Noi, in verità, stiamo “trastullandoci” in discussioni apparentemente virtuose ma sostanzialmente a vantaggio esclusivo delle Over The Top, che in questo modo guadagnano tempo, consolidano le loro posizioni e il loro potere, aumentano il “gap” ormai incolmabile per gli altri possibili competitor.
Possiamo accontentarci di dichiarazioni dei capi azienda di Google, Facebook, Amazon e altri che promettono un’auto disciplina, promossa e gestita da loro ovviamente, per mettere fine ai disastri, anche etici e culturali, di una Rete simile ad un Far West?
Parrebbe di rispondere immediatamente no, non può essere sufficiente.

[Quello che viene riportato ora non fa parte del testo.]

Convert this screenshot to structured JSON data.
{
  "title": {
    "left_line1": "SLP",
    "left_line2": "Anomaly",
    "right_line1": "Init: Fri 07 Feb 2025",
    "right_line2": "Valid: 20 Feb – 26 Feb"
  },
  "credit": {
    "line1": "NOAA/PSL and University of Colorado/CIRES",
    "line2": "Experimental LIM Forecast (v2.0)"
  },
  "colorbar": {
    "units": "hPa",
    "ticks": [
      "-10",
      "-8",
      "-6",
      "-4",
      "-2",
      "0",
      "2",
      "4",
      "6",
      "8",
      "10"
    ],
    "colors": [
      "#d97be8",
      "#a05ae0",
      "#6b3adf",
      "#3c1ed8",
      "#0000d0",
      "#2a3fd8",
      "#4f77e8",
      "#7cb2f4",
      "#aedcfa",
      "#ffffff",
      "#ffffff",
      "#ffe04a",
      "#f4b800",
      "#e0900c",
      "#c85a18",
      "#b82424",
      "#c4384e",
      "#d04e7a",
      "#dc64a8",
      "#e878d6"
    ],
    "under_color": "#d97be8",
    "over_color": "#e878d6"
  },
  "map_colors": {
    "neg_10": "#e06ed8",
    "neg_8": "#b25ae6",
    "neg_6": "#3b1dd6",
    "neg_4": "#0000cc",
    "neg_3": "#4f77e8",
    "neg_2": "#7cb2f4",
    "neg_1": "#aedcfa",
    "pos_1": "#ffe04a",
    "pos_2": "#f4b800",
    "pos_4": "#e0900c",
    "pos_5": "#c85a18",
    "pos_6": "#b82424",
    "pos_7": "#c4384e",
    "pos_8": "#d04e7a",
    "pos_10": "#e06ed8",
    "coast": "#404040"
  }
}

“La buona notizia è che sono stati superati due dogmi dell’ideologia di Silicon Valley – scriveva recentemente sul Corriere della Sera, il prof. Giovanni Petruzzella, ex Garante della Concorrenza nel nostro Paese – (i) che internet non ha bisogno di regole e (ii) che per contrastare fake news e odio in rete sia sufficiente “affidarsi al libero mercato delle idee” e cioè alla capacità del singolo individuo di confrontare informazioni e idee diverse per formarsi un’opinione in un sistema dove la moneta buona finisce per scacciare quella cattiva… Emerge – sempre secondo Petruzzella – l’esigenza di introdurre regole e meccanismi in grado di fronteggiare questo strapotere. Già oggi queste regole esistono ma la loro applicazione è rimessa agli stessi operatori delle piattaforme che lo fanno seguendo i loro interessi commerciali. Il consumatore si sottopone a queste regole quando sottoscrive il contratto con la piattaforma”.

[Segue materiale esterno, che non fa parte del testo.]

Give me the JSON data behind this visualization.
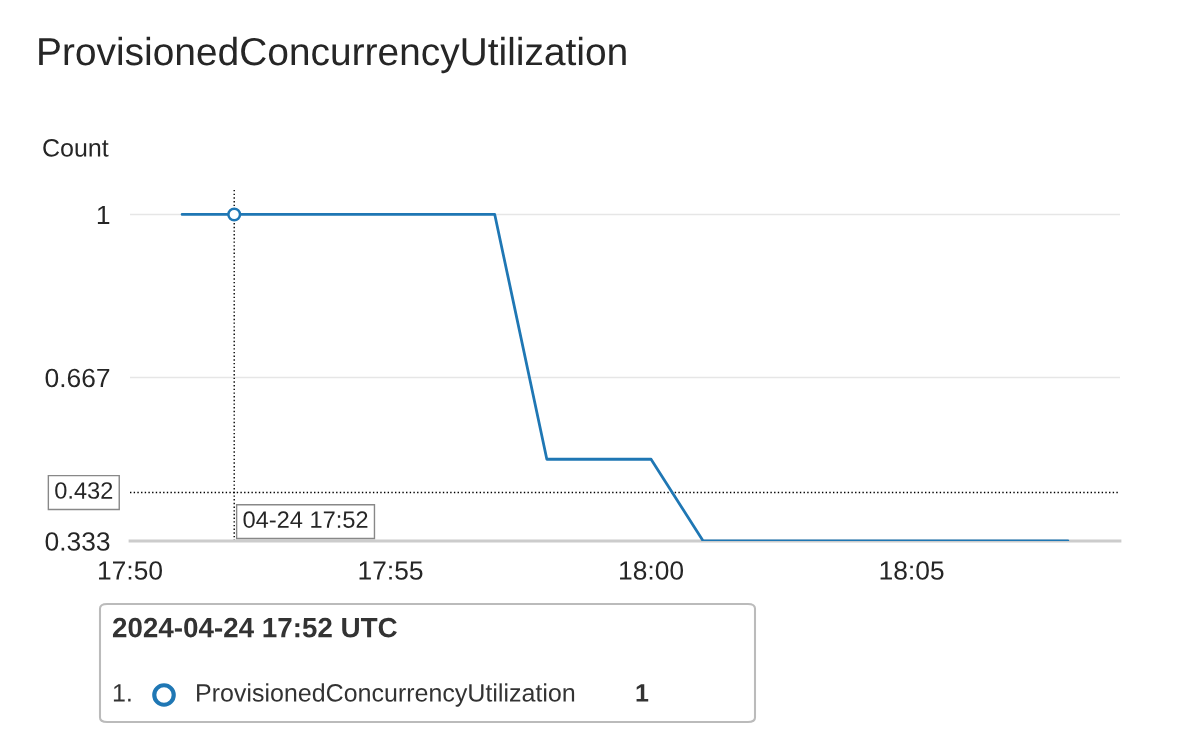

Petruzzella ci pone quindi una domanda centrale di questa problematica: “E’ accettabile questa privatizzazione del regime della libertà di informazione? Il quesito è ancora più importante se si tiene conto che alcune di queste piattaforme sono divenute i “gatekeepers” dell’informazione sul web perché per rendere fruibile l’oceano di informazioni esistenti dobbiamo necessariamente affidarci ai servizi di motori di ricerca e social network, i cui algoritmi stabiliscono quale informazione dobbiamo ricevere e secondo quale ordine”.
Secondo Petruzzella l’unica soluzione efficace è costituita da un riappropriarsi da parte degli Stati nazionali del loro potere di regolamentare il settore: “Alcuni Stati – concludeva Petruzzella – come la Francia e la Germania, hanno rivendicato il ruolo dei Parlamenti, approvando leggi dirette a contrastare le false informazioni e i discorsi d’odio, suscitando però il timore che, seguendo questa via, si introduca una forma di censura (il bavaglio alla rete)”.
Preoccupazioni che, secondo l’ex Garante, sono da tenere in considerazione ma ricordandoci che un altro valore da proteggere e tutelare è quello di evitare a tutti i costi di essere sottoposti a una “censura privata” come quella attualmente gestita dai giganti del web.